KUALA LUMPUR (Sept 27): Four cheques issued by members of the Arab royal family that were made out to Yayasan 1MDB, dated 2010 for US$25 million each but never cashed, were produced in the High Court here by the prosecution during Datuk Seri Najib Abdul Razak's 1Malaysia Development Bhd (1MDB) trial yesterday.
The prosecution suggested that the cheques, purportedly issued by Prince Saud Abdulaziz Al-Saud and Prince Faisal Turki and allegedly handed to fugitive financier Low Taek Jho, could have been used to disguise the source of the over RM2 billion worth of funds that was found in the former premier's account.
Former 1MDB CEO Datuk Shahrol Azral Ibrahim Halmi told the court he received the cheques from Low, widely known as Jho Low, for safekeeping.
“Sometime in September 2010, I received the cheques from Jho Low. He asked me to hold the cheques for safekeeping and not to cash them. There were no further instructions from him about them.
“The cheques were issued in the name of Yayasan 1MDB. At the end of my tenure as CEO, I handed the cheques to [the company's] finance [department] for safekeeping,” the witness said when questioned by former Federal Court judge Datuk Seri Gopal Sri Ram, the senior deputy public prosecutor in the case.
When asked about the context of the cheques' issuance, Shahrol said it was after 1MDB started its joint venture with Petrosaudi in September 2009 — "around the time we converted the equity in the joint venture to the Murabaha notes".
“Jho (Jho Low) informed me that the Saudi royal family wanted to donate US$100 million to Yayasan 1MDB. I remember he asked me to whom (the name) to issue the cheques. I remember making enquiries with AmBank on the right name to put on the cheques,” he said.
Shahrol went on to say that the cheques were never cashed, when Sri Ram questioned him if they had been.

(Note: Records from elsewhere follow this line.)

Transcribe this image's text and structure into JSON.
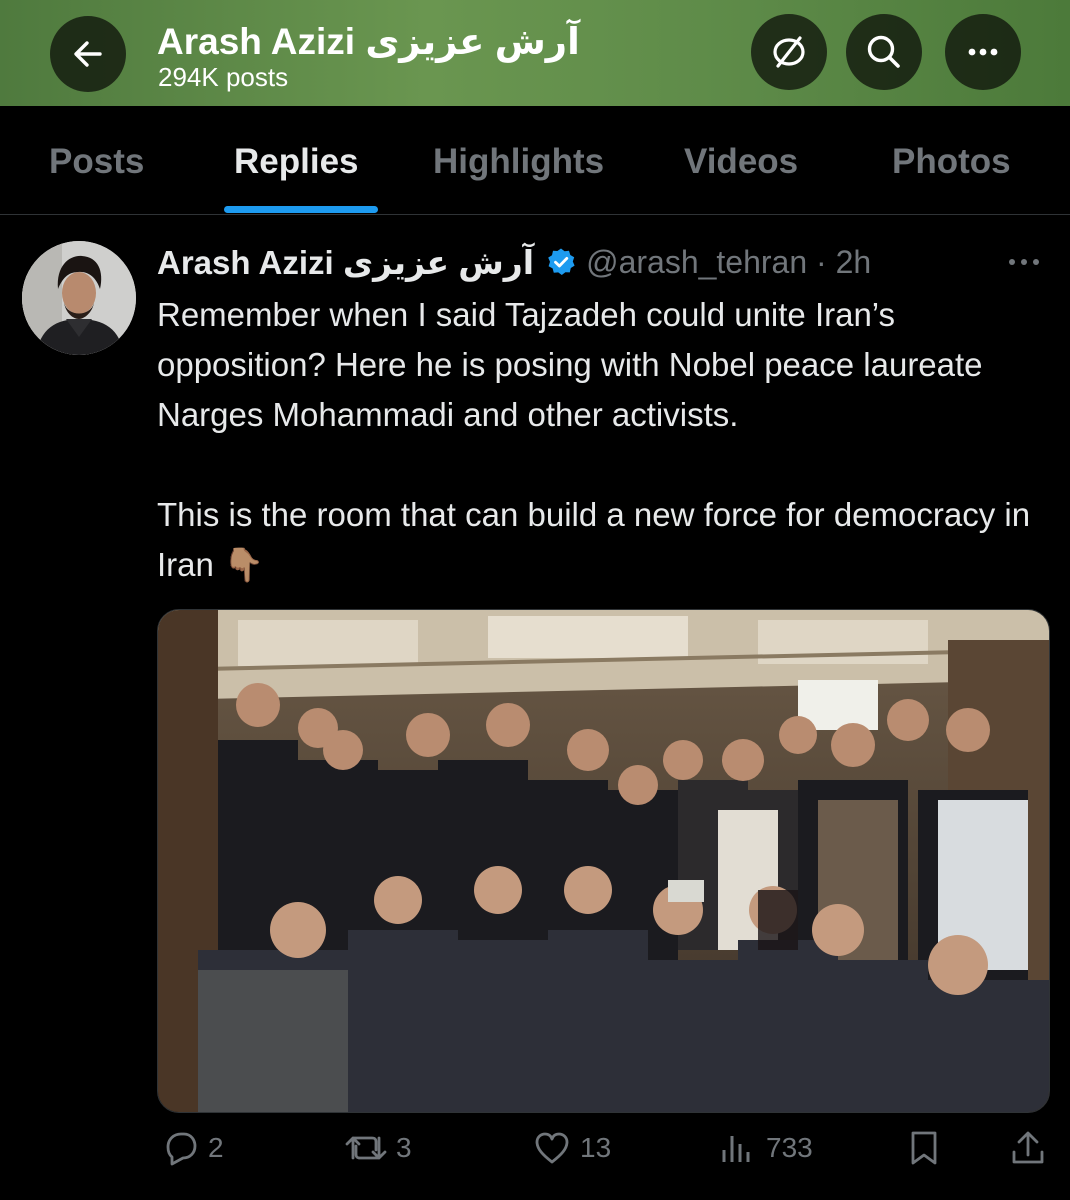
{
  "header": {
    "title": "Arash Azizi آرش عزیزی",
    "post_count": "294K posts",
    "icons": [
      "back-arrow-icon",
      "hide-icon",
      "search-icon",
      "more-icon"
    ],
    "accent_color": "#5f8c49"
  },
  "tabs": [
    {
      "label": "Posts",
      "active": false
    },
    {
      "label": "Replies",
      "active": true
    },
    {
      "label": "Highlights",
      "active": false
    },
    {
      "label": "Videos",
      "active": false
    },
    {
      "label": "Photos",
      "active": false
    }
  ],
  "tweet": {
    "author_name": "Arash Azizi آرش عزیزی",
    "verified": true,
    "handle_time": "@arash_tehran · 2h",
    "text_1": "Remember when I said Tajzadeh could unite Iran’s opposition? Here he is posing with Nobel peace laureate Narges Mohammadi and other activists.",
    "text_2": "This is the room that can build a new force for democracy in Iran 👇🏽",
    "actions": {
      "replies": "2",
      "reposts": "3",
      "likes": "13",
      "views": "733"
    }
  },
  "colors": {
    "background": "#000000",
    "text": "#e7e9ea",
    "muted": "#71767b",
    "accent_blue": "#1d9bf0"
  }
}
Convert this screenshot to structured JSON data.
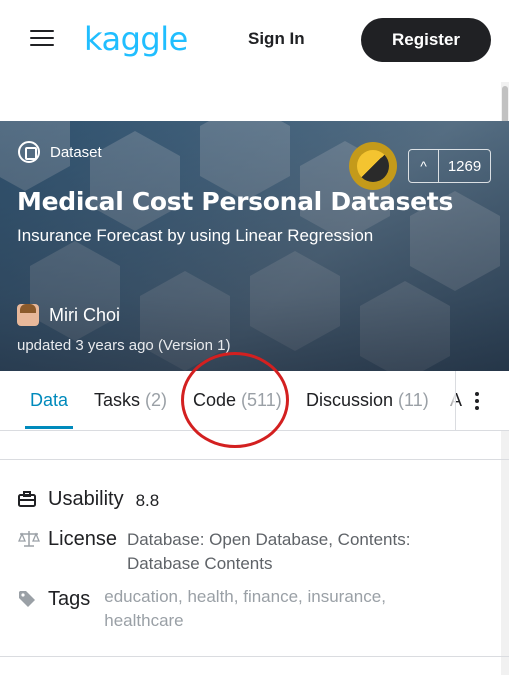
{
  "header": {
    "logo_text": "kaggle",
    "sign_in_label": "Sign In",
    "register_label": "Register"
  },
  "hero": {
    "type_label": "Dataset",
    "title": "Medical Cost Personal Datasets",
    "subtitle": "Insurance Forecast by using Linear Regression",
    "upvote_count": "1269",
    "author_name": "Miri Choi",
    "updated_text": "updated 3 years ago (Version 1)"
  },
  "tabs": [
    {
      "label": "Data",
      "count": ""
    },
    {
      "label": "Tasks",
      "count": "(2)"
    },
    {
      "label": "Code",
      "count": "(511)"
    },
    {
      "label": "Discussion",
      "count": "(11)"
    },
    {
      "label": "A",
      "count": ""
    }
  ],
  "meta": {
    "usability_label": "Usability",
    "usability_value": "8.8",
    "license_label": "License",
    "license_value": "Database: Open Database, Contents: Database Contents",
    "tags_label": "Tags",
    "tags": [
      "education",
      "health",
      "finance",
      "insurance",
      "healthcare"
    ]
  },
  "colors": {
    "kaggle_blue": "#20beff",
    "tab_active": "#008abc",
    "annotation_red": "#d32020"
  }
}
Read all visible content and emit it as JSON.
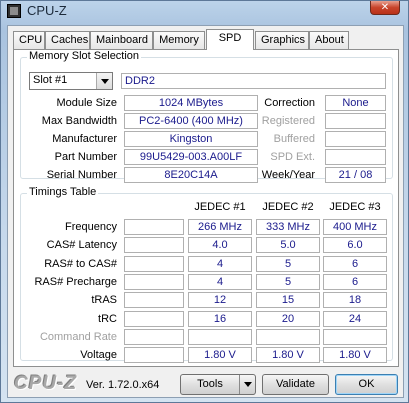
{
  "window": {
    "title": "CPU-Z",
    "close_glyph": "✕"
  },
  "tabs": [
    "CPU",
    "Caches",
    "Mainboard",
    "Memory",
    "SPD",
    "Graphics",
    "About"
  ],
  "active_tab": "SPD",
  "memory_slot_selection": {
    "legend": "Memory Slot Selection",
    "slot_select": {
      "value": "Slot #1"
    },
    "memory_type": "DDR2",
    "rows": [
      {
        "label": "Module Size",
        "value": "1024 MBytes"
      },
      {
        "label": "Max Bandwidth",
        "value": "PC2-6400 (400 MHz)"
      },
      {
        "label": "Manufacturer",
        "value": "Kingston"
      },
      {
        "label": "Part Number",
        "value": "99U5429-003.A00LF"
      },
      {
        "label": "Serial Number",
        "value": "8E20C14A"
      }
    ],
    "right_rows": [
      {
        "label": "Correction",
        "value": "None",
        "enabled": true
      },
      {
        "label": "Registered",
        "value": "",
        "enabled": false
      },
      {
        "label": "Buffered",
        "value": "",
        "enabled": false
      },
      {
        "label": "SPD Ext.",
        "value": "",
        "enabled": false
      },
      {
        "label": "Week/Year",
        "value": "21 / 08",
        "enabled": true
      }
    ]
  },
  "timings_table": {
    "legend": "Timings Table",
    "columns": [
      "JEDEC #1",
      "JEDEC #2",
      "JEDEC #3"
    ],
    "rows": [
      {
        "label": "Frequency",
        "values": [
          "266 MHz",
          "333 MHz",
          "400 MHz"
        ],
        "enabled": true
      },
      {
        "label": "CAS# Latency",
        "values": [
          "4.0",
          "5.0",
          "6.0"
        ],
        "enabled": true
      },
      {
        "label": "RAS# to CAS#",
        "values": [
          "4",
          "5",
          "6"
        ],
        "enabled": true
      },
      {
        "label": "RAS# Precharge",
        "values": [
          "4",
          "5",
          "6"
        ],
        "enabled": true
      },
      {
        "label": "tRAS",
        "values": [
          "12",
          "15",
          "18"
        ],
        "enabled": true
      },
      {
        "label": "tRC",
        "values": [
          "16",
          "20",
          "24"
        ],
        "enabled": true
      },
      {
        "label": "Command Rate",
        "values": [
          "",
          "",
          ""
        ],
        "enabled": false
      },
      {
        "label": "Voltage",
        "values": [
          "1.80 V",
          "1.80 V",
          "1.80 V"
        ],
        "enabled": true
      }
    ]
  },
  "footer": {
    "logo": "CPU-Z",
    "version": "Ver. 1.72.0.x64",
    "tools_label": "Tools",
    "validate_label": "Validate",
    "ok_label": "OK"
  }
}
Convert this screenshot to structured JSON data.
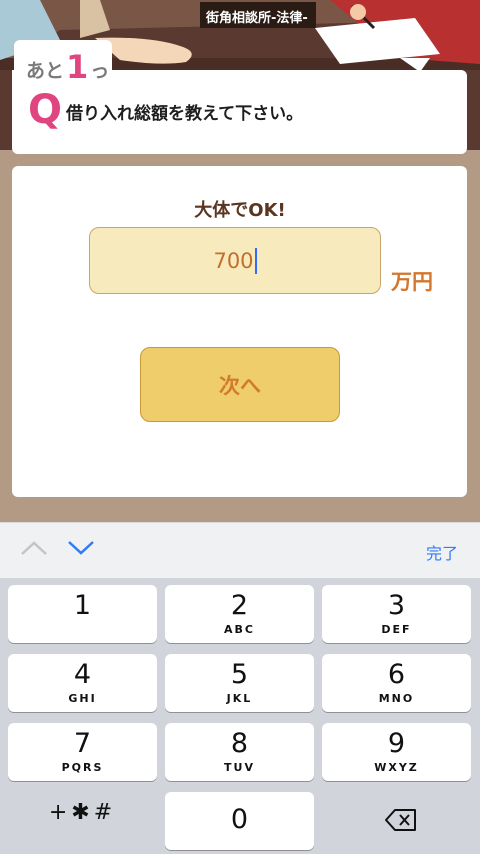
{
  "scene": {
    "sign_text": "街角相談所-法律-"
  },
  "question": {
    "remaining_pre": "あと",
    "remaining_num": "1",
    "remaining_post": "っ",
    "q_mark": "Q",
    "text": "借り入れ総額を教えて下さい。"
  },
  "answer": {
    "hint": "大体でOK!",
    "value": "700",
    "unit": "万円",
    "next_label": "次へ"
  },
  "accessory": {
    "done_label": "完了",
    "prev_icon": "chevron-up-icon",
    "next_icon": "chevron-down-icon"
  },
  "keypad": {
    "keys": [
      {
        "digit": "1",
        "letters": ""
      },
      {
        "digit": "2",
        "letters": "ABC"
      },
      {
        "digit": "3",
        "letters": "DEF"
      },
      {
        "digit": "4",
        "letters": "GHI"
      },
      {
        "digit": "5",
        "letters": "JKL"
      },
      {
        "digit": "6",
        "letters": "MNO"
      },
      {
        "digit": "7",
        "letters": "PQRS"
      },
      {
        "digit": "8",
        "letters": "TUV"
      },
      {
        "digit": "9",
        "letters": "WXYZ"
      }
    ],
    "symbols_label": "+✱#",
    "zero": "0",
    "delete_icon": "backspace-icon"
  },
  "colors": {
    "accent_pink": "#e0457f",
    "input_bg": "#f7ebbd",
    "button_bg": "#eecd6a",
    "link_blue": "#2f7cf6"
  }
}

The former Federal Court judge had, in his opening statement at the start of the trial, said when the 1MDB scandal broke in early 2015, Najib, together with his "mirror image" Jho Low, took steps to cover his alleged money laundering by producing sham documents to pretend a donation came from an Arab prince.
“Among these were letters and four cheques, each for a sum of US$25 million, purportedly written out by a person said to be the Arab donor. But these cheques were never meant to be encashed and were never encashed. The prosecution will also produce evidence to show that the accused took active steps to evade justice. He interfered with the course of the investigation of this case, which has come to be known as the 1MDB scandal,” Sri Ram said then.
Najib is facing four counts of abuse of power as the then Prime Minister, the Finance Minister and 1MDB board of adviser chairperson, together with 21 charges of money-laundering involving RM2.28 billion of 1MDB monies.
The former premier has repeatedly claimed that the billions he received in his account were donations from the kingdom of Saudi Arabia.
The hearing before Justice Collin Lawrence Sequerah continues on Monday with Shahrol's continued examination in chief.